Should I use separate datasets for each person in this scenario?

dmpmz · September 26, 2024, 12:27pm

I’m going to have two servers, which are Lenovo M700 or M720q each with one or two internal NVMEs for Proxmox and VMs/LXCs, and a single 16TB USB HDD for data. I might use two HDD in a mirror on my main server just for a bit of redundancy and automatic error correction, and just have one on the server at my Dad’s house, because the plan is to have the data synced between them, and I’ll have a separate backup of everything on another 16TB anyway, plus cloud backups of anything critical.

I decided to use LUKS encryption with ZFS on top, mainly because I read about some performance issues with native encryption but also because I can use things like dropbear and mandos to remotely/automatically decrypt LUKS drives on boot. I’ll be using Tailscale to connect the two servers and do the syncing, so the connection will be secure even though I’m not using ZFS encryption.

I’m trying to decide how many datasets to use. I’m thinking of just having four, Media (movies, series, music), Software, Games, and Personal (mainly backups of the data from each family members Windows PCs, created using something like Veeam Agent and probably password-encrypted so they can be safely synced to the cloud, but maybe also plain copies of photos, documents, etc.).

The Media, Software and Games datasets won’t change that often, so I can just sync them to the other server once a month, whereas the Personal one will be updated daily and will need to be synced two-ways, as my PCs will be backed up to my server first, and my Dad and my Mum’s PCs will be backed up to his server first.

Would there be any benefit in having datasets for each family member instead of putting everything under Personal, so one for Dad, Mum, myself, etc? That way, my Dad’s server could be set to sync the datasets for Dad and Mum to my server, and my server can be set to sync the datasets for myself and my siblings to his server, which maybe offers some advantage in terms of minimising the damage if his server gets infected and all the data in the Personal dataset is corrupted and then synced to my server, overwriting the uncorrupted data, but I’m not sure if that’s a realistic risk or if I’m overthinking this.

kaihp · September 26, 2024, 6:21pm

I have set up each /home/$USER as a separate dataset. This way you can set quota on the individual users (although it’s my account that uses all the space).

As for corruption in a cybersecurity event, if the attacker manages to break into the computer, I would expect most or all of the data to be corrupted/encrypted. This is a case where snapshots can come handy, because the attached cannot modify those.

dmpmz · September 26, 2024, 8:35pm

Using quotas might be useful yeah, just to make sure someone doesn’t use too much space. For my scenario there’s probably no point in mounting each person’s dataset at /home/$USER, as they’ll just contain backups/copies of data from their Windows PC’s, rather than files that they’re going to access on Linux PCs.

Snapshots will be a useful extra layer of protection against corruption. Maybe not strictly necessary if I also have an offline backup, but I guess it will be quicker to rollback to a snapshot than to restore from the backup. What sort of system do you have for making snapshots? Do you just create a new one once a week or something?

As the data on my two servers will differ between each sync (for example, if the Windows PCs are backed up daily, but the servers are only synced once a week) would I need to create separate snapshots on each server, rather than creating them on mine and syncing them to my Dad’s?

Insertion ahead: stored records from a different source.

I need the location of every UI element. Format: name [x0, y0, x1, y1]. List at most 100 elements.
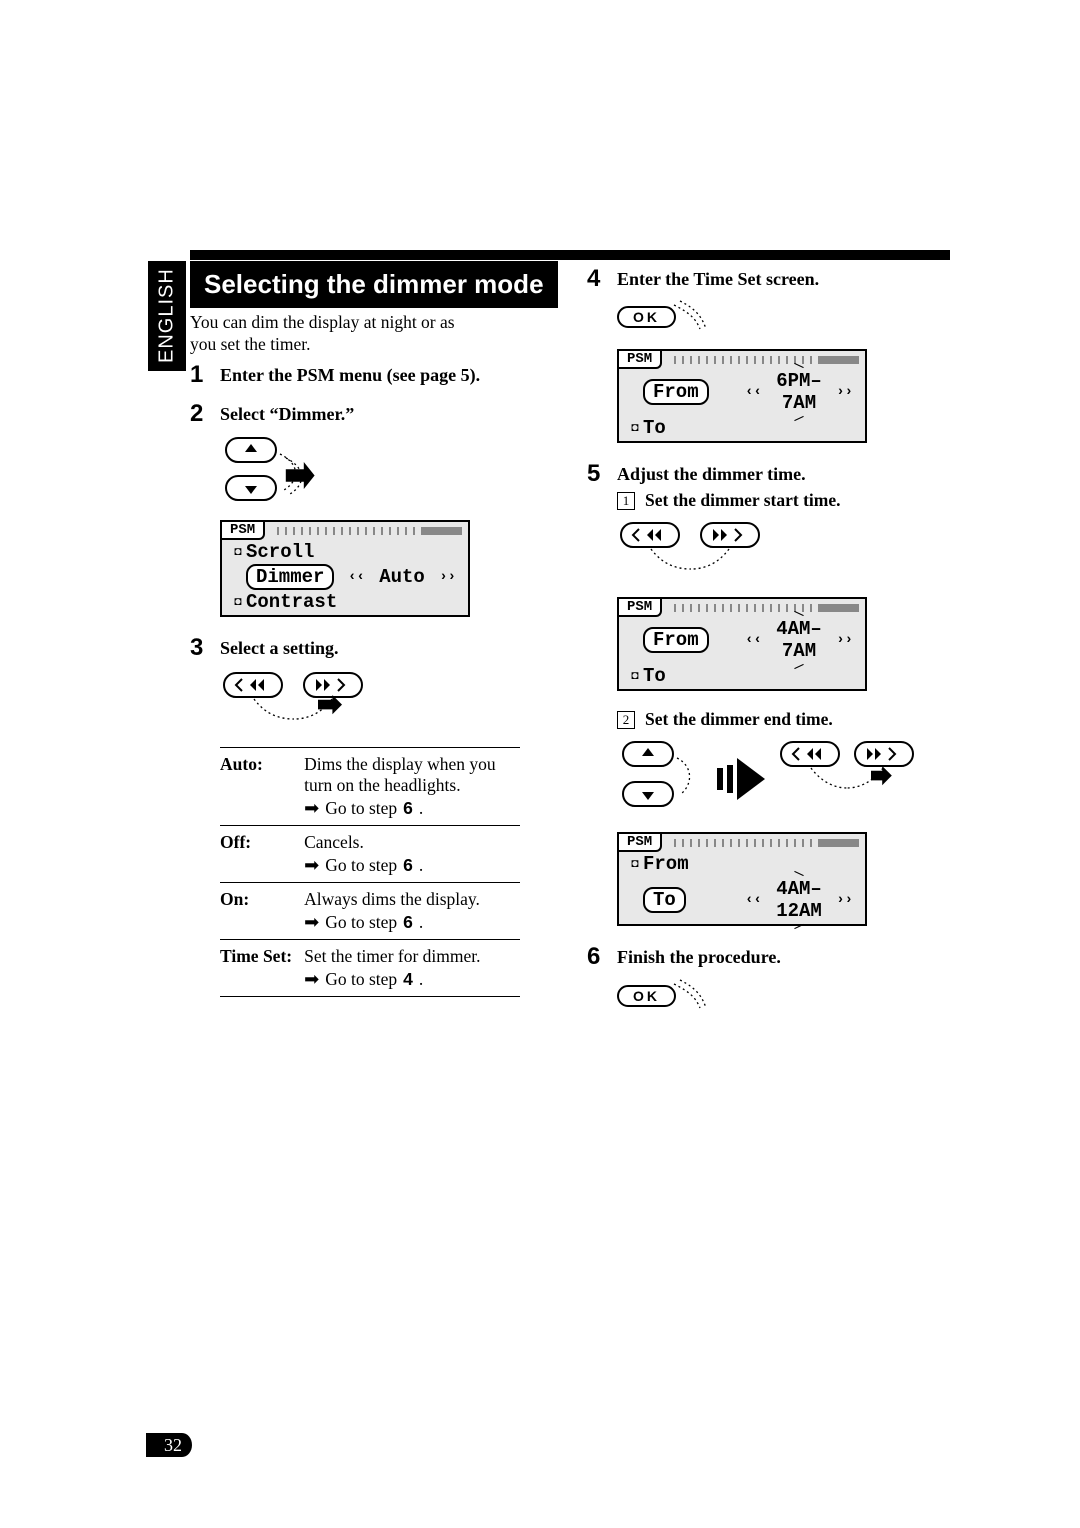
leftright-buttons-illustration — [220, 669, 553, 733]
step-2: 2 Select “Dimmer.” — [190, 401, 553, 426]
goto-line: ➡ Go to step 6. — [304, 855, 516, 876]
psm-to-label: To — [643, 665, 741, 687]
row-bullet-icon: ◘ — [627, 669, 643, 683]
psm-row-to: To ‹‹ 4AM–12AM ›› — [619, 877, 865, 924]
goto-text: Go to step — [325, 969, 397, 990]
psm-screen-to-12am: PSM ◘ From To ‹‹ 4AM–12AM ›› — [617, 832, 867, 926]
psm-from-label: From — [643, 853, 741, 875]
psm-header: PSM — [222, 522, 468, 540]
setting-key: Auto: — [220, 747, 304, 825]
setting-value: Dims the display when you turn on the he… — [304, 754, 496, 795]
ok-button-illustration: OK — [617, 299, 950, 335]
arrow-right-icon: ➡ — [304, 969, 319, 990]
psm-screen-dimmer-menu: PSM ◘ Scroll Dimmer ‹‹ Auto ›› ◘ Contras… — [220, 520, 470, 617]
step-4: 4 Enter the Time Set screen. — [587, 266, 950, 291]
dimmer-settings-table: Auto: Dims the display when you turn on … — [220, 747, 520, 997]
ok-button: OK — [617, 306, 676, 328]
setting-key: Time Set: — [220, 939, 304, 996]
step-number: 4 — [587, 266, 605, 291]
goto-step-number: 6 — [403, 912, 413, 933]
language-tab: ENGLISH — [148, 261, 186, 371]
goto-step-number: 6 — [403, 798, 413, 819]
psm-header-label: PSM — [222, 522, 265, 540]
psm-scroll-label: Scroll — [246, 541, 344, 563]
step-2-text: Select “Dimmer.” — [220, 401, 354, 426]
row-bullet-icon: ◘ — [230, 595, 246, 609]
goto-text: Go to step — [325, 855, 397, 876]
step-number: 1 — [190, 362, 208, 387]
table-row: Auto: Dims the display when you turn on … — [220, 747, 520, 825]
leftright-buttons-illustration-2 — [617, 519, 950, 583]
goto-line: ➡ Go to step 6. — [304, 798, 516, 819]
step-5: 5 Adjust the dimmer time. — [587, 461, 950, 486]
step-1: 1 Enter the PSM menu (see page 5). — [190, 362, 553, 387]
psm-time-value: 4AM– 7AM — [766, 618, 832, 662]
psm-row-to: ◘ To — [619, 664, 865, 689]
psm-dimmer-label: Dimmer — [246, 564, 334, 590]
prev-icon: ‹‹ — [741, 384, 766, 400]
step-3-text: Select a setting. — [220, 635, 338, 660]
psm-row-dimmer: Dimmer ‹‹ Auto ›› — [222, 565, 468, 590]
updown-buttons-illustration — [220, 434, 553, 506]
right-column: 4 Enter the Time Set screen. OK PSM From — [587, 266, 950, 1028]
psm-row-scroll: ◘ Scroll — [222, 540, 468, 565]
table-row: Off: Cancels. ➡ Go to step 6. — [220, 825, 520, 882]
substep-number: 2 — [617, 711, 635, 729]
setting-value: Set the timer for dimmer. — [304, 946, 480, 966]
psm-row-from: From ‹‹ 4AM– 7AM ›› — [619, 617, 865, 664]
substep-2-text: Set the dimmer end time. — [645, 709, 833, 730]
step-3: 3 Select a setting. — [190, 635, 553, 660]
goto-text: Go to step — [325, 912, 397, 933]
row-bullet-icon: ◘ — [627, 421, 643, 435]
substep-2: 2 Set the dimmer end time. — [617, 709, 950, 730]
step-6-text: Finish the procedure. — [617, 944, 781, 969]
psm-header-label: PSM — [619, 834, 662, 852]
psm-to-label: To — [643, 417, 741, 439]
updown-then-leftright-illustration — [617, 738, 950, 818]
left-column: 1 Enter the PSM menu (see page 5). 2 Sel… — [190, 362, 553, 1028]
prev-icon: ‹‹ — [741, 892, 766, 908]
psm-row-to: ◘ To — [619, 416, 865, 441]
page-number: 32 — [146, 1433, 192, 1457]
psm-row-from: ◘ From — [619, 852, 865, 877]
psm-contrast-label: Contrast — [246, 591, 344, 613]
psm-time-value: 4AM–12AM — [766, 878, 832, 922]
psm-time-value: 6PM– 7AM — [766, 370, 832, 414]
setting-key: On: — [220, 882, 304, 939]
step-number: 2 — [190, 401, 208, 426]
ok-button: OK — [617, 985, 676, 1007]
psm-screen-from-4am: PSM From ‹‹ 4AM– 7AM ›› ◘ To — [617, 597, 867, 691]
table-row: Time Set: Set the timer for dimmer. ➡ Go… — [220, 939, 520, 996]
next-icon: ›› — [435, 569, 460, 585]
row-bullet-icon: ◘ — [627, 857, 643, 871]
psm-header-label: PSM — [619, 599, 662, 617]
goto-text: Go to step — [325, 798, 397, 819]
next-icon: ›› — [832, 892, 857, 908]
next-icon: ›› — [832, 632, 857, 648]
psm-from-label: From — [643, 627, 709, 653]
section-title: Selecting the dimmer mode — [190, 261, 558, 308]
top-rule — [190, 250, 950, 260]
prev-icon: ‹‹ — [344, 569, 369, 585]
setting-value: Cancels. — [304, 832, 364, 852]
goto-step-number: 6 — [403, 855, 413, 876]
arrow-right-icon: ➡ — [304, 798, 319, 819]
next-icon: ›› — [832, 384, 857, 400]
psm-row-from: From ‹‹ 6PM– 7AM ›› — [619, 369, 865, 416]
psm-dimmer-value: Auto — [369, 566, 435, 588]
goto-line: ➡ Go to step 6. — [304, 912, 516, 933]
intro-text: You can dim the display at night or as y… — [190, 312, 475, 356]
setting-key: Off: — [220, 825, 304, 882]
step-number: 6 — [587, 944, 605, 969]
step-number: 3 — [190, 635, 208, 660]
psm-header-bars — [271, 527, 462, 535]
substep-1: 1 Set the dimmer start time. — [617, 490, 950, 511]
page-number-badge: 32 — [146, 1435, 192, 1456]
psm-header-label: PSM — [619, 351, 662, 369]
prev-icon: ‹‹ — [741, 632, 766, 648]
table-row: On: Always dims the display. ➡ Go to ste… — [220, 882, 520, 939]
substep-1-text: Set the dimmer start time. — [645, 490, 841, 511]
psm-from-label: From — [643, 379, 709, 405]
arrow-right-icon: ➡ — [304, 855, 319, 876]
step-number: 5 — [587, 461, 605, 486]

OtherJohnGray · September 27, 2024, 12:32am

A seperate dataset per user sounds like a good idea, particularly if you want to do rollbacks, or migrate them to separate machines in the future.

Also, with two always-connected machines like these, I don’t see any reason not to have syncoid replicating them every 10 minutes or so for everything - it’s really very efficient and there is little overhead if there are no changes, so you might as well minimise your potential data loss.